La Petite, for example, produces prettier, more perfumey wine, while Claystone’s vines yield a darker, gamier, more masculine wine. In fact, each vineyard’s grapes are sorted in two batches — east and west — because Bachelder and his assistant winemaker, Sebastian Jacquey, have noted distinctive geographic differences in flavour and expression across all four sites. In the warehouses, the beautiful French oak barrels are carefully stamped with a place name — Talon Est or Le Clos Ouest — so Bachelder and Jacquey can track each wine’s individual development and expression. And the wines are aged carefully, with more than a year in oak barrels and an additional eight months in bottle. Bachelder is quick to explain the new barrels are carefully tracked and rotated so all the wines are treated to the same oak exposure, ensuring the wine’s expression shines through. “We want the taste of the place to come through, not the new oak,” he says, swirling a mouthful of new chardonnay and spitting into the floor drain.

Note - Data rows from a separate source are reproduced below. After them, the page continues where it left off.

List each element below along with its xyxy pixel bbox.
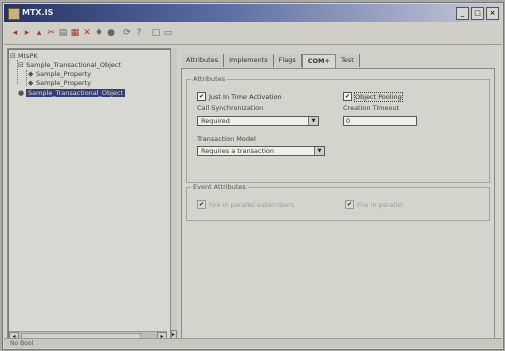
event-attributes-group: Event Attributes ✔ Fire in parallel subs… <box>186 183 490 221</box>
refresh-icon[interactable]: ⟳ <box>122 28 132 38</box>
tab-implements[interactable]: Implements <box>224 54 274 67</box>
tab-com-plus[interactable]: COM+ <box>301 54 336 68</box>
tx-model-select[interactable]: Requires a transaction ▼ <box>197 146 325 156</box>
main-window: MTX.IS _ □ × ◂ ▸ ▴ ✂ ▤ ▦ ✕ ♦ ● ⟳ ? □ ▭ ⊟… <box>2 2 504 350</box>
creation-timeout-label: Creation Timeout <box>343 104 400 112</box>
close-button[interactable]: × <box>486 7 499 20</box>
minimize-button[interactable]: _ <box>456 7 469 20</box>
status-bar: No Bool <box>4 338 502 348</box>
new-icon[interactable]: □ <box>151 28 161 38</box>
sync-label: Call Synchronization <box>197 104 264 112</box>
tree-component[interactable]: ⊟ Sample_Transactional_Object <box>18 61 121 70</box>
creation-timeout-input[interactable]: 0 <box>343 116 417 126</box>
up-icon[interactable]: ▴ <box>34 28 44 38</box>
tab-bar: Attributes Implements Flags COM+ Test <box>181 54 360 68</box>
object-tree[interactable]: ⊟ MtsPK ⊟ Sample_Transactional_Object ◆ Sam… <box>7 48 171 344</box>
copy-icon[interactable]: ▤ <box>58 28 68 38</box>
title-bar: MTX.IS _ □ × <box>4 4 502 22</box>
property-icon: ◆ <box>28 79 34 87</box>
properties-icon[interactable]: ♦ <box>94 28 104 38</box>
object-icon: ● <box>18 89 25 97</box>
sync-select[interactable]: Required ▼ <box>197 116 319 126</box>
tab-test[interactable]: Test <box>335 54 360 67</box>
collapse-icon[interactable]: ⊟ <box>18 61 26 70</box>
property-icon: ◆ <box>28 70 34 78</box>
cut-icon[interactable]: ✂ <box>46 28 56 38</box>
collapse-icon[interactable]: ⊟ <box>10 52 18 61</box>
tab-attributes[interactable]: Attributes <box>181 54 225 67</box>
event-group-title: Event Attributes <box>191 183 248 191</box>
check-icon: ✔ <box>345 200 354 209</box>
jit-checkbox[interactable]: ✔ Just In Time Activation <box>197 92 282 101</box>
tree-child-1[interactable]: ◆ Sample_Property <box>28 70 91 79</box>
dropdown-arrow-icon[interactable]: ▼ <box>314 147 324 155</box>
tree-root[interactable]: ⊟ MtsPK <box>10 52 38 61</box>
maximize-button[interactable]: □ <box>471 7 484 20</box>
back-icon[interactable]: ◂ <box>10 28 20 38</box>
dropdown-arrow-icon[interactable]: ▼ <box>308 117 318 125</box>
toolbar: ◂ ▸ ▴ ✂ ▤ ▦ ✕ ♦ ● ⟳ ? □ ▭ <box>4 24 502 45</box>
help-icon[interactable]: ? <box>134 28 144 38</box>
check-icon: ✔ <box>343 92 352 101</box>
event-option-1-checkbox[interactable]: ✔ Fire in parallel subscribers <box>197 200 294 209</box>
tab-flags[interactable]: Flags <box>273 54 302 67</box>
forward-icon[interactable]: ▸ <box>22 28 32 38</box>
window-title: MTX.IS <box>22 8 54 17</box>
attributes-group: Attributes ✔ Just In Time Activation ✔ O… <box>186 75 490 183</box>
pane-splitter[interactable]: ▸ <box>171 48 177 342</box>
delete-icon[interactable]: ✕ <box>82 28 92 38</box>
tree-child-2[interactable]: ◆ Sample_Property <box>28 79 91 88</box>
paste-icon[interactable]: ▦ <box>70 28 80 38</box>
open-icon[interactable]: ▭ <box>163 28 173 38</box>
check-icon: ✔ <box>197 200 206 209</box>
object-pooling-checkbox[interactable]: ✔ Object Pooling <box>343 91 403 102</box>
view-icon[interactable]: ● <box>106 28 116 38</box>
tx-model-label: Transaction Model <box>197 135 256 143</box>
app-icon <box>8 8 20 20</box>
window-controls: _ □ × <box>456 7 499 20</box>
tree-selected-object[interactable]: ● Sample_Transactional_Object <box>18 89 126 98</box>
attributes-group-title: Attributes <box>191 75 228 83</box>
tab-page: Attributes ✔ Just In Time Activation ✔ O… <box>181 68 495 340</box>
event-option-2-checkbox[interactable]: ✔ Fire in parallel <box>345 200 403 209</box>
details-pane: Attributes Implements Flags COM+ Test At… <box>179 48 497 342</box>
check-icon: ✔ <box>197 92 206 101</box>
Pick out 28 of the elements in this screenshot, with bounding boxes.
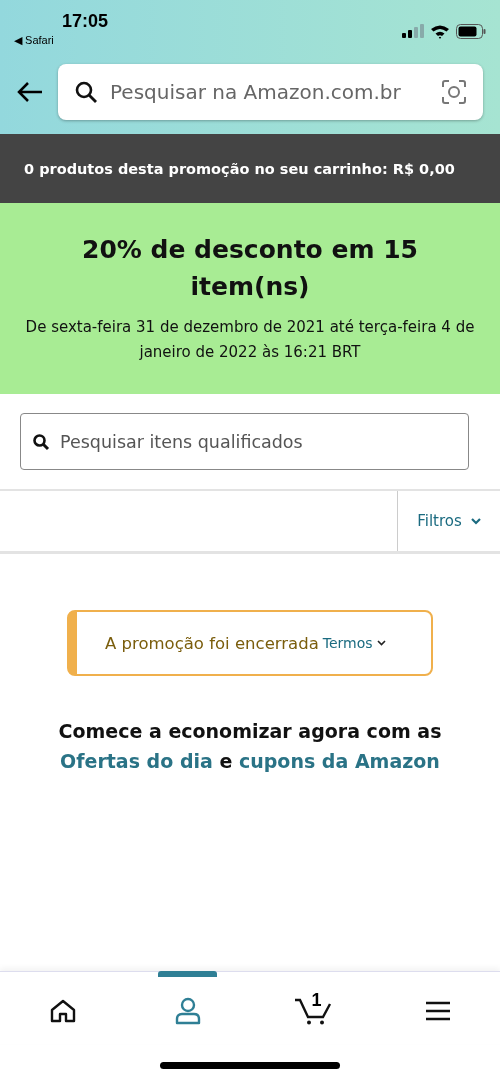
search-field[interactable]: Pesquisar na Amazon.com.br	[58, 64, 483, 120]
battery-icon	[456, 23, 486, 39]
filters-button[interactable]: Filtros	[397, 491, 500, 551]
daily-deals-link[interactable]: Ofertas do dia	[60, 750, 213, 772]
promotion-dates: De sexta-feira 31 de dezembro de 2021 até terça-feira 4 de janeiro de 2022 às 16:21 BRT	[24, 317, 476, 363]
search-icon	[32, 432, 50, 451]
signal-icon	[402, 24, 424, 38]
wifi-icon	[430, 23, 450, 39]
chevron-down-icon	[376, 640, 386, 646]
status-time: 17:05	[62, 11, 109, 32]
menu-icon	[424, 1000, 451, 1021]
search-icon	[74, 80, 98, 104]
terms-link[interactable]: Termos	[322, 635, 386, 651]
promotion-title: 20% de desconto em 15 item(ns)	[81, 234, 419, 303]
cart-count: 1	[311, 989, 322, 1011]
chevron-down-icon	[470, 517, 481, 525]
cart-summary-banner: 0 produtos desta promoção no seu carrinho: R$ 0,00	[0, 134, 500, 203]
back-to-app-link[interactable]: ◀ Safari	[14, 34, 109, 47]
home-icon	[49, 998, 76, 1023]
cart-tab[interactable]: 1	[250, 971, 375, 1044]
alert-message: A promoção foi encerrada	[105, 633, 319, 653]
back-arrow-icon[interactable]	[16, 81, 44, 103]
camera-scan-icon[interactable]	[441, 79, 467, 105]
amazon-coupons-link[interactable]: cupons da Amazon	[238, 750, 440, 772]
person-icon	[174, 996, 201, 1025]
search-input[interactable]: Pesquisar na Amazon.com.br	[110, 80, 429, 104]
item-search-field[interactable]: Pesquisar itens qualificados	[20, 413, 469, 470]
cta-text: Comece a economizar agora com as Ofertas do dia e cupons da Amazon	[58, 719, 442, 774]
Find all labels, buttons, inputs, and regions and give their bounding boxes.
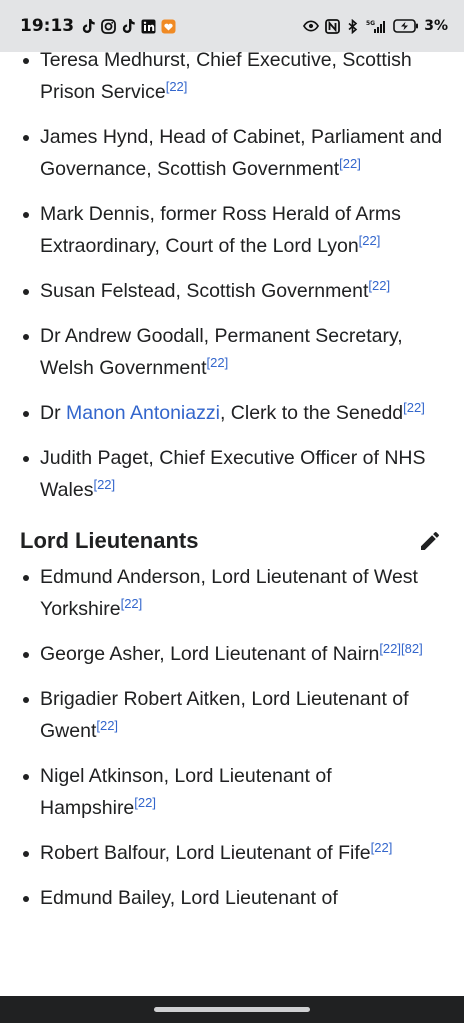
item-text: George Asher, Lord Lieutenant of Nairn	[40, 643, 380, 665]
list-item: Robert Balfour, Lord Lieutenant of Fife[…	[0, 837, 464, 869]
linkedin-icon	[140, 18, 156, 34]
list-item: Mark Dennis, former Ross Herald of Arms …	[0, 198, 464, 262]
list-item: Judith Paget, Chief Executive Officer of…	[0, 442, 464, 506]
list-item: Brigadier Robert Aitken, Lord Lieutenant…	[0, 683, 464, 747]
navigation-bar	[0, 996, 464, 1023]
citation-link[interactable]: [22]	[166, 79, 188, 94]
citation-link[interactable]: [22]	[379, 641, 401, 656]
citation-link[interactable]: [22]	[371, 840, 393, 855]
network-label: 5G	[366, 20, 375, 27]
battery-percent: 3%	[424, 18, 448, 34]
first-list: Teresa Medhurst, Chief Executive, Scotti…	[0, 44, 464, 506]
item-text: Susan Felstead, Scottish Government	[40, 280, 369, 302]
item-text: Teresa Medhurst, Chief Executive, Scotti…	[40, 49, 412, 103]
item-text: Brigadier Robert Aitken, Lord Lieutenant…	[40, 688, 409, 742]
heart-app-icon	[160, 18, 176, 34]
list-item: Susan Felstead, Scottish Government[22]	[0, 275, 464, 307]
item-prefix: Dr	[40, 402, 66, 424]
bluetooth-icon	[345, 18, 361, 34]
section-title: Lord Lieutenants	[20, 528, 199, 553]
eye-icon	[303, 18, 320, 34]
citation-link[interactable]: [22]	[93, 477, 115, 492]
item-text: Judith Paget, Chief Executive Officer of…	[40, 447, 426, 501]
signal-5g-icon: 5G	[366, 18, 388, 34]
pencil-icon	[421, 531, 440, 550]
citation-link[interactable]: [22]	[368, 278, 390, 293]
list-item: Edmund Anderson, Lord Lieutenant of West…	[0, 561, 464, 625]
tiktok-icon	[80, 18, 96, 34]
citation-link[interactable]: [22]	[339, 156, 361, 171]
item-text: Edmund Bailey, Lord Lieutenant of	[40, 887, 338, 909]
item-text: Edmund Anderson, Lord Lieutenant of West…	[40, 566, 418, 620]
list-item: Dr Manon Antoniazzi, Clerk to the Senedd…	[0, 397, 464, 429]
status-time: 19:13	[20, 16, 75, 36]
item-text: , Clerk to the Senedd	[219, 402, 404, 424]
list-item: Edmund Bailey, Lord Lieutenant of	[0, 882, 464, 914]
item-text: Robert Balfour, Lord Lieutenant of Fife	[40, 842, 371, 864]
item-text: Dr Andrew Goodall, Permanent Secretary, …	[40, 325, 403, 379]
citation-link[interactable]: [22]	[359, 233, 381, 248]
list-item: George Asher, Lord Lieutenant of Nairn[2…	[0, 638, 464, 670]
citation-link[interactable]: [22]	[134, 795, 156, 810]
battery-charging-icon	[393, 18, 419, 34]
item-text: Nigel Atkinson, Lord Lieutenant of Hamps…	[40, 765, 332, 819]
tiktok-icon	[120, 18, 136, 34]
list-item: Teresa Medhurst, Chief Executive, Scotti…	[0, 44, 464, 108]
wiki-link[interactable]: Manon Antoniazzi	[66, 402, 220, 424]
citation-link[interactable]: [22]	[207, 355, 229, 370]
citation-link[interactable]: [22]	[121, 596, 143, 611]
edit-section-button[interactable]	[416, 527, 444, 555]
citation-link[interactable]: [22]	[403, 400, 425, 415]
item-text: Mark Dennis, former Ross Herald of Arms …	[40, 203, 401, 257]
instagram-icon	[100, 18, 116, 34]
nfc-icon	[324, 18, 340, 34]
item-text: James Hynd, Head of Cabinet, Parliament …	[40, 126, 443, 180]
list-item: Dr Andrew Goodall, Permanent Secretary, …	[0, 320, 464, 384]
citation-link[interactable]: [82]	[401, 641, 423, 656]
second-list: Edmund Anderson, Lord Lieutenant of West…	[0, 561, 464, 914]
notification-icons	[80, 18, 176, 34]
citation-link[interactable]: [22]	[96, 718, 118, 733]
list-item: Nigel Atkinson, Lord Lieutenant of Hamps…	[0, 760, 464, 824]
list-item: James Hynd, Head of Cabinet, Parliament …	[0, 121, 464, 185]
gesture-handle[interactable]	[154, 1007, 310, 1012]
section-header: Lord Lieutenants	[0, 519, 464, 561]
article-content: Teresa Medhurst, Chief Executive, Scotti…	[0, 44, 464, 927]
status-right: 5G 3%	[303, 18, 448, 34]
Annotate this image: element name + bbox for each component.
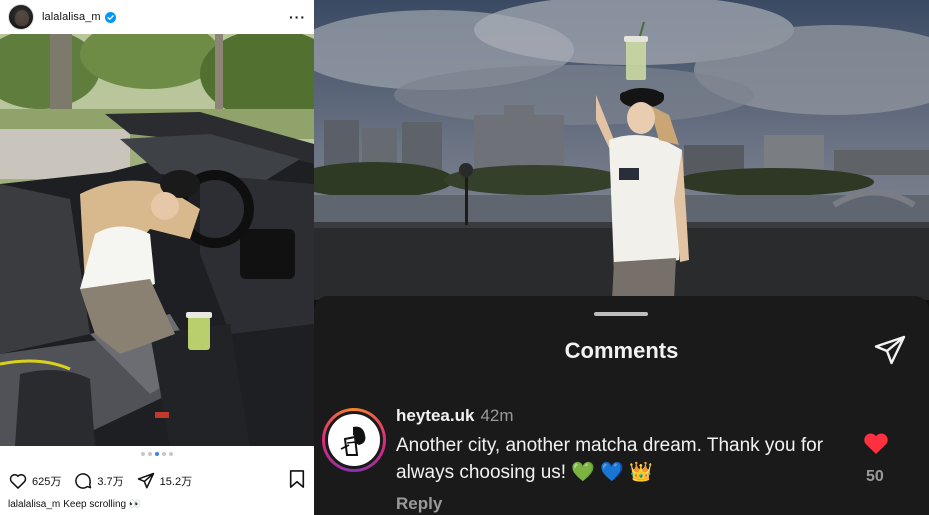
carousel-dot-active <box>155 452 159 456</box>
comments-sheet: Comments heytea.uk 42m Another city, ano… <box>314 296 929 515</box>
post-header: lalalalisa_m ··· <box>0 0 314 34</box>
green-heart-emoji: 💚 <box>571 462 595 483</box>
like-count: 625万 <box>32 476 62 488</box>
post-caption: lalalalisa_m Keep scrolling 👀 <box>8 499 141 510</box>
instagram-post: lalalalisa_m ··· 625万 3.7万 15.2万 lalalal… <box>0 0 314 515</box>
story-view: Comments heytea.uk 42m Another city, ano… <box>314 0 929 515</box>
carousel-dot <box>162 452 166 456</box>
heart-filled-icon[interactable] <box>862 430 890 456</box>
bookmark-icon <box>289 469 305 488</box>
carousel-dot <box>169 452 173 456</box>
carousel-dot <box>141 452 145 456</box>
share-count: 15.2万 <box>159 476 193 488</box>
caption-username[interactable]: lalalalisa_m <box>8 499 60 510</box>
send-icon[interactable] <box>873 334 907 368</box>
comment-like-count: 50 <box>866 468 884 485</box>
more-options-icon[interactable]: ··· <box>289 9 306 25</box>
carousel-indicator <box>0 452 314 456</box>
heart-icon <box>9 473 27 489</box>
comment-header: heytea.uk 42m <box>396 406 514 426</box>
post-username[interactable]: lalalalisa_m <box>42 11 101 23</box>
carousel-dot <box>148 452 152 456</box>
verified-badge-icon <box>104 11 116 23</box>
share-button[interactable]: 15.2万 <box>136 471 192 491</box>
like-button[interactable]: 625万 <box>8 471 61 491</box>
comment-count: 3.7万 <box>97 476 124 488</box>
heytea-logo-icon <box>325 411 383 469</box>
profile-avatar[interactable] <box>8 4 34 30</box>
blue-heart-emoji: 💙 <box>600 462 624 483</box>
send-icon <box>137 472 154 489</box>
crown-emoji: 👑 <box>629 462 653 483</box>
post-actions: 625万 3.7万 15.2万 <box>8 469 306 494</box>
caption-text: Keep scrolling 👀 <box>63 499 142 510</box>
save-button[interactable] <box>288 469 306 494</box>
reply-button[interactable]: Reply <box>396 494 442 514</box>
commenter-avatar[interactable] <box>322 408 386 472</box>
comment-text: Another city, another matcha dream. Than… <box>396 432 846 486</box>
comment-item: heytea.uk 42m Another city, another match… <box>322 406 922 515</box>
comment-icon <box>75 473 92 489</box>
post-photo <box>0 34 314 446</box>
sheet-title: Comments <box>564 338 679 363</box>
story-photo <box>314 0 929 300</box>
comment-username[interactable]: heytea.uk <box>396 406 474 425</box>
comment-time: 42m <box>480 406 514 425</box>
sheet-drag-handle[interactable] <box>594 312 648 316</box>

The careful pruning, the hand sorting and the care taken with each vineyard’s production has paid off. The wines of Le Clos Jordanne, from its village wines to the Le Grand Clos Pinot Noir and Chardonnay (which retails at about $70), have been huge successes, receiving raves from wine tasters in Canada and abroad. The vintages have sold out, says Wright, with Le Clos Jordanne wines in restaurants and wine shops in England, New York, Chicago, San Francisco, Paris and even Tokyo.

“We wanted to put our country on the map,” Wright says. “It doesn’t just reflect on Clos Jordanne, it helps people change their frame of reference on Niagara as a winemaking region . . . Doing that gave Niagara credibility. And that was our goal all along.”

Bachelder is happy Le Clos Jordanne has become a kind of “jewel in the crown,” but he’s even more pleased to be part of a process that involves time, the earth and the vines. He talks about the great Grand Cru vineyards of Burgundy and how they were carefully chosen by the monks and ratified over a couple of thousand years. He laughs and sits back in his office chair. “We cannot wait for 1,000 years, but we have a fairly good sense that we are going to be able to do this,” he says. “We are not making the terroir, but we are defining what should go out as a single vineyard. That is a great honour. We are being the monks and that is an exciting thing.”